AUTHORS' CONCLUSIONS: One small study failed to find a difference between two surgical techniques, although return to normal diet was more frequent in the group treated by temperature controlled radiofrequency tonsillectomy and adenoidectomy. At present there is still debate as to the criteria required to diagnose significant obstructive sleep apnoea in children. Also the natural history of the condition has not been fully delineated. There is an absence of randomised controlled trials investigating the efficacy of treatment of confirmed obstructive sleep apnoea with adenotonsillectomy in children. Research is required before recommendations for the treatment of obstructive sleep apnoea in children can be formulated. The quality of research in this area could be improved with the use of sleep studies at baseline to determine the extent of severity of sleep apnoea in children who are recruited to studies in this area. Long-term follow up is also required in order to explore the effect of adenotonsillectomy on paediatric sleep apnoea.

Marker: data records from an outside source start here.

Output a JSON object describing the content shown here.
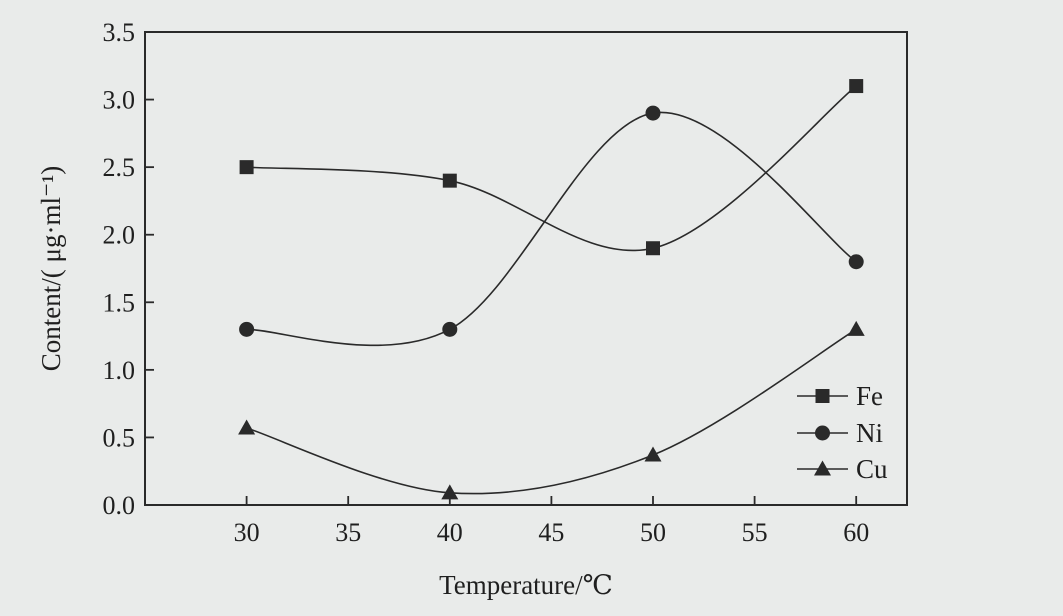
{
  "chart_data": {
    "type": "line",
    "xlabel": "Temperature/℃",
    "ylabel": "Content/( μg·ml⁻¹)",
    "x": [
      30,
      40,
      50,
      60
    ],
    "xlim": [
      25,
      62.5
    ],
    "ylim": [
      0.0,
      3.5
    ],
    "xticks": [
      30,
      35,
      40,
      45,
      50,
      55,
      60
    ],
    "yticks": [
      0.0,
      0.5,
      1.0,
      1.5,
      2.0,
      2.5,
      3.0,
      3.5
    ],
    "xtick_labels": [
      "30",
      "35",
      "40",
      "45",
      "50",
      "55",
      "60"
    ],
    "ytick_labels": [
      "0.0",
      "0.5",
      "1.0",
      "1.5",
      "2.0",
      "2.5",
      "3.0",
      "3.5"
    ],
    "grid": false,
    "smooth": true,
    "legend_position": "bottom-right",
    "series": [
      {
        "name": "Fe",
        "marker": "square",
        "values": [
          2.5,
          2.4,
          1.9,
          3.1
        ]
      },
      {
        "name": "Ni",
        "marker": "circle",
        "values": [
          1.3,
          1.3,
          2.9,
          1.8
        ]
      },
      {
        "name": "Cu",
        "marker": "triangle",
        "values": [
          0.57,
          0.09,
          0.37,
          1.3
        ]
      }
    ],
    "colors": {
      "line": "#2a2a2a",
      "background": "#e9ebea"
    }
  }
}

目前儿童睡眠呼吸暂停的治疗主要以手术治疗为主。腺样体扁桃体切除术是治疗儿童睡眠呼吸暂停最常用的干预措施。
确定腺样体扁桃体切除术治疗儿童阻塞性睡眠呼吸暂停的疗效。
使用预先设定的检索词检索Cochrane气道组专业注册库。检索截至2008年8月。
招募诊断为阻塞性睡眠呼吸暂停儿童的随机试验。
两名综述作者检查检索结果,并根据研究特征收集数据,然后决定哪些研究纳入综述。
一项研究符合综述纳入标准。该研究探讨了两种手术技术治疗儿童阻塞性睡眠呼吸暂停(温控射频扁桃体切除术加腺样体切除术与完全扁桃体切除术加腺样体切除术)的相对优缺点。症状或呼吸紊乱指数方面均无明显差异。与完全扁桃体切除术加腺样体切除术相比,温控射频扁桃体切除术加腺样体切除术组更多儿童在7天时能够恢复正常饮食。该研究未观察到明显并发症。
一项小型研究未发现两种手术技术之间存在差异,尽管温控射频扁桃体切除术加腺样体切除术组恢复正常饮食更为常见。目前,对于诊断儿童显著阻塞性睡眠呼吸暂停所需的标准仍存在争议。此外,该疾病的自然病程尚未完全阐明。缺乏关于腺样体扁桃体切除术治疗儿童确诊阻塞性睡眠呼吸暂停疗效的随机对照试验。在制定儿童阻塞性睡眠呼吸暂停治疗建议之前需要进行研究。通过在基线时使用睡眠研究来确定纳入该领域研究的儿童睡眠呼吸暂停严重程度,可提高该领域的研究质量。还需要进行长期随访,以探讨腺样体扁桃体切除术对儿童睡眠呼吸暂停的影响。